Anyway, enough wok-ing down memory lane, back to this sketch. This is E Street, like the Band. The building on the left is the Dresbach-Hunt-Boyer Mansion which was built in 1875, I have sketched it before (remember my Davis centenary sketchcrawl last year?) but not from this side of the street. There is also Mansion Square behind it, with lots of various businesses which may or may not have punny names, like ‘A Better Place to Bead’, I don’t know what it’s referring to.
Actually I have a story from this building on the right, when I first came to Davis, before I had any job (back when I’d spend the day playing scrabble by myself before leaving the apartment at 4pm and go to the library to translate Anglo-Saxon poetry; boy I needed a job) (this was before I started drawing Davis) I interviewed for Kaplan, who did all the SATs and GREs and stuff. I ultimately never got the position, which I think was teaching people how to pass those exams, exams which I had never ever taken myself because I’m from the UK and we don’t require them, but I did get on very well with the people there and had to do a presentation on the subject of my choice. Now you might think, well that’s an obvious one, drawing, or maybe history, or even historical language, no definitely football shirts. Interactive Theatre. You’d be wrong. What I decided to talk about was Black Shuck. You know, Black Shuck the ghostly dog who terrorized East Anglia hundreds of years ago. Black Shuck who had this massive great big eye and breathed fire and burnt church doors with his paws. Black Shuck used to keep me awake at night. Black Shuck scared the living bejeezus out of me. He was huge, like a horse, and would roam the country lanes of Suffolk or wherever, and cars would feel his icy flaming breath (seriously myths and legends, make your mind up). I used to have nightmares about Black Shuck, like he would for some reason seek me out in my terraced house in Burnt Oak, north London, and, what? Roar at me? Burn me with his imaginary paws? Look at me with his massive single eye that looks like a bowl? Black Shuck, ridiculous, silly ghost stories. Like the Beast of Exmoor, or the Hairy Hands of Dartmoor. Yes, the Hairy Hands of Dartmoor, look them up, it’s one of those great local English legends.

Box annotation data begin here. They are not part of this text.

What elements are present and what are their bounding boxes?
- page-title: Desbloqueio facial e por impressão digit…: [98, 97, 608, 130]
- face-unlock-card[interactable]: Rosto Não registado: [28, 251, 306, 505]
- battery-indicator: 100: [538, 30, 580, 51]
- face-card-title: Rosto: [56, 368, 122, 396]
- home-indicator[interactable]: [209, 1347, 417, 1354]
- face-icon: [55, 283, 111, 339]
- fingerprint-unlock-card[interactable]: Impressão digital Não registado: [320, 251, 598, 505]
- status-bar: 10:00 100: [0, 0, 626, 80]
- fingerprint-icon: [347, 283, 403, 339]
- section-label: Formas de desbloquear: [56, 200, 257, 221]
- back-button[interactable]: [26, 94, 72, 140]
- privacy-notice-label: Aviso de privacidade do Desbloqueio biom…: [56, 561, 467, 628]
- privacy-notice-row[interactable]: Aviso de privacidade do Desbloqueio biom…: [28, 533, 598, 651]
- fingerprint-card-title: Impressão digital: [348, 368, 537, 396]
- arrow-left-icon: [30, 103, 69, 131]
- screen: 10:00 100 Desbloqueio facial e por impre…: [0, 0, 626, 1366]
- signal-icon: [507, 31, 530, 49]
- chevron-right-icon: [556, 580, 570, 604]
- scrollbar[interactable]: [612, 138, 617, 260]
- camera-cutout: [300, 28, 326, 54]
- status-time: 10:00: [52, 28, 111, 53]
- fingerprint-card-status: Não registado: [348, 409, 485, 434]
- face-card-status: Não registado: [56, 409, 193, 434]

That’s not a very interesting story actually. I may even be remembering it wrong, maybe I did talk about Interactive Theatre, leaving the Legend of Black Shuck story in my notebook, deciding last minute not to bother anyone with it. Memory can be a funny thing. Not everyone remembers everything the same way, so what is reality? Speaking of memory, one more thing to add about this sketch. Until about ten years ago there used to be a massive tree which stood right in the middle there, huge thing it was, towering high above the Davis skyline. It was leaning though, to the left (left-leaning like much of Davis), leaning to quite a large extent that if it fell it would have probably meant the end of Mr Dresbach and Mr Hunt and Mr Boyer, so they chopped it down. I still see it, like the ghost of trees past.